Portanto, a mudança na possibilidade da execução estimulou colaborações premiadas que facilitaram o julgamento e a condenação de pessoas que viviam de desviar dinheiro público. De modo que acho que a decisão foi infelizmente um retrocesso.
Agora, participo de um órgão colegiado e portanto preciso respeitar a posição da maioria. Lamento, sentidamente, mas na vida a gente tem que saber ganhar e tem que saber perder. Mas acho que esta decisão fez com que nós fugíssemos do padrão mundial de justiça criminal, demos incentivo a determinados comportamentos antissociais e frustramos uma demanda legítima da sociedade brasileira pelo fim da impunidade de quem desvia dinheiro público. De modo que lamento, mas respeito.
O senhor fez referência a essa questão do sentimento social e em julgamentos o senhor já disse que o Supremo pode até perder uma parte da legitimidade se não corresponder a esse anseio da sociedade. Qual deve ser de fato o peso da opinião pública na atuação do STF?
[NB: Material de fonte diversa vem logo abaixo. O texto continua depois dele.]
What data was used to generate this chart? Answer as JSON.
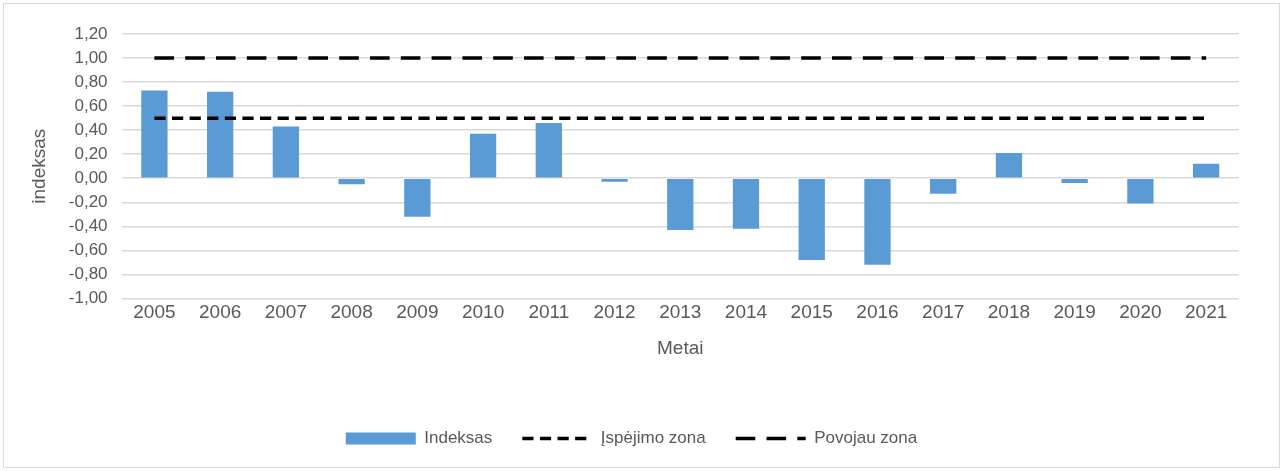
{
  "chart_data": {
    "type": "bar",
    "xlabel": "Metai",
    "ylabel": "indeksas",
    "categories": [
      "2005",
      "2006",
      "2007",
      "2008",
      "2009",
      "2010",
      "2011",
      "2012",
      "2013",
      "2014",
      "2015",
      "2016",
      "2017",
      "2018",
      "2019",
      "2020",
      "2021"
    ],
    "series": [
      {
        "name": "Indeksas",
        "color": "#5b9bd5",
        "values": [
          0.73,
          0.72,
          0.43,
          -0.05,
          -0.32,
          0.37,
          0.46,
          -0.03,
          -0.43,
          -0.42,
          -0.68,
          -0.72,
          -0.13,
          0.21,
          -0.04,
          -0.21,
          0.12
        ]
      },
      {
        "name": "Įspėjimo zona",
        "type": "line",
        "color": "#000000",
        "line_style": "dashed",
        "values": [
          0.5,
          0.5,
          0.5,
          0.5,
          0.5,
          0.5,
          0.5,
          0.5,
          0.5,
          0.5,
          0.5,
          0.5,
          0.5,
          0.5,
          0.5,
          0.5,
          0.5
        ]
      },
      {
        "name": "Povojau zona",
        "type": "line",
        "color": "#000000",
        "line_style": "dashed",
        "values": [
          1,
          1,
          1,
          1,
          1,
          1,
          1,
          1,
          1,
          1,
          1,
          1,
          1,
          1,
          1,
          1,
          1
        ]
      }
    ],
    "ylim": [
      -1,
      1.2
    ],
    "yticks": [
      {
        "value": -1,
        "label": "-1,00"
      },
      {
        "value": -0.8,
        "label": "-0,80"
      },
      {
        "value": -0.6,
        "label": "-0,60"
      },
      {
        "value": -0.4,
        "label": "-0,40"
      },
      {
        "value": -0.2,
        "label": "-0,20"
      },
      {
        "value": 0,
        "label": "0,00"
      },
      {
        "value": 0.2,
        "label": "0,20"
      },
      {
        "value": 0.4,
        "label": "0,40"
      },
      {
        "value": 0.6,
        "label": "0,60"
      },
      {
        "value": 0.8,
        "label": "0,80"
      },
      {
        "value": 1,
        "label": "1,00"
      },
      {
        "value": 1.2,
        "label": "1,20"
      }
    ],
    "grid": "y",
    "legend": "bottom",
    "marker": "none"
  }
}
O papel do Supremo é interpretar a Constituição. Esse é o seu principal papel. Só que você não interpreta a Constituição num vácuo, você interpreta num determinado momento e num determinado local.
Portanto, a Constituição deve ser interpretada de acordo com os interesses da sociedade. Isso é diferente de opinião pública. Porque a opinião pública ela é passional, ela se move por sentimentos de momento. E a Constituição existe justamente para filtrar a opinião pública e filtrar o sentimento social.
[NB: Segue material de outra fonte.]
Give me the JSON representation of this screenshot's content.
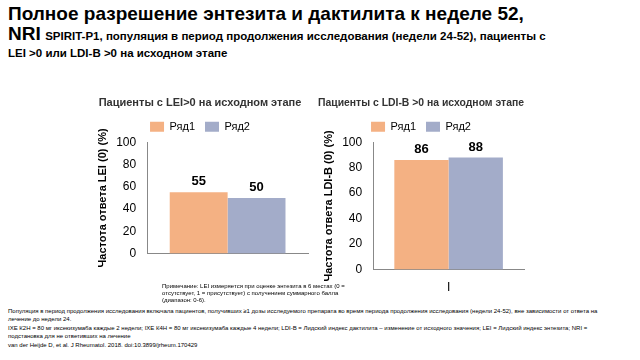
{
  "title": "Полное разрешение энтезита и дактилита к неделе 52, NRI",
  "subtitle": "SPIRIT-P1, популяция в период продолжения исследования (недели 24-52), пациенты с LEI >0 или LDI-B >0 на исходном этапе",
  "chart_data": [
    {
      "type": "bar",
      "title": "Пациенты с LEI>0 на исходном этапе",
      "y_label": "Частота ответа LEI (0) (%)",
      "categories": [
        null
      ],
      "series": [
        {
          "name": "Ряд1",
          "color": "#F4B183",
          "values": [
            55
          ]
        },
        {
          "name": "Ряд2",
          "color": "#A3ACC9",
          "values": [
            50
          ]
        }
      ],
      "ylim": [
        0,
        100
      ],
      "yticks": [
        0,
        20,
        40,
        60,
        80,
        100
      ],
      "grid": false,
      "legend": "top",
      "data_labels": true
    },
    {
      "type": "bar",
      "title": "Пациенты с LDI-B >0 на исходном этапе",
      "y_label": "Частота ответа LDI-B (0) (%)",
      "categories": [
        "I"
      ],
      "series": [
        {
          "name": "Ряд1",
          "color": "#F4B183",
          "values": [
            86
          ]
        },
        {
          "name": "Ряд2",
          "color": "#A3ACC9",
          "values": [
            88
          ]
        }
      ],
      "ylim": [
        0,
        100
      ],
      "yticks": [
        0,
        20,
        40,
        60,
        80,
        100
      ],
      "grid": false,
      "legend": "top",
      "data_labels": true
    }
  ],
  "note": "Примечание: LEI измеряется при оценке энтезита в 6 местах (0 = отсутствует, 1 = присутствует) с получением суммарного балла (диапазон: 0-6).",
  "footnotes": [
    "Популяция в период продолжения исследования включала пациентов, получивших ≥1 дозы исследуемого препарата во время периода продолжения исследования (недели 24-52), вне зависимости от ответа на лечение до недели 24.",
    "IXE К2Н = 80 мг иксекизумаба каждые 2 недели; IXE К4Н = 80 мг иксекизумаба каждые 4 недели; LDI-B = Лидский индекс дактилита – изменение от исходного значения; LEI = Лидский индекс энтезита; NRI = подстановка для не ответивших на лечение",
    "van der Heijde D, et al. J Rheumatol. 2018. doi:10.3899/jrheum.170429"
  ]
}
Às vezes a multidão se apaixona, a multidão quer linchamento e evidentemente um tribunal não pode permitir isso. Porém, passado o sentimento social pelo filtro da Constituição, é simplesmente natural que um tribunal constitucional corresponda ao sentimento social.
Se prolongada e persistentemente um tribunal frustrar os sentimentos [sociais], não estou falando do Supremo, estou falando em teoria constitucional, se prolongada e persistentemente um tribunal frustrar o sentimento social, ele se deslegitima, ele perde credibilidade, e tribunais não tem nem armas, nem a chave do cofre. Você vive é de credibilidade, da legitimidade social, do reconhecimento de que você está julgando com competência técnica e imparcialidade.
Avanço do conservadorismo
O senhor, em decisões individuais, suspendeu uma série de leis municipais que se diziam contra a chamada "ideologia de gênero", impedindo as escolas de abordarem temas de educação sexual ou discriminação LGBT. O governo Bolsonaro também tem uma pauta conservadora nos costumes. Como você acha que o Supremo tem que abordar isso? O plenário do STF tem que discutir esses assuntos?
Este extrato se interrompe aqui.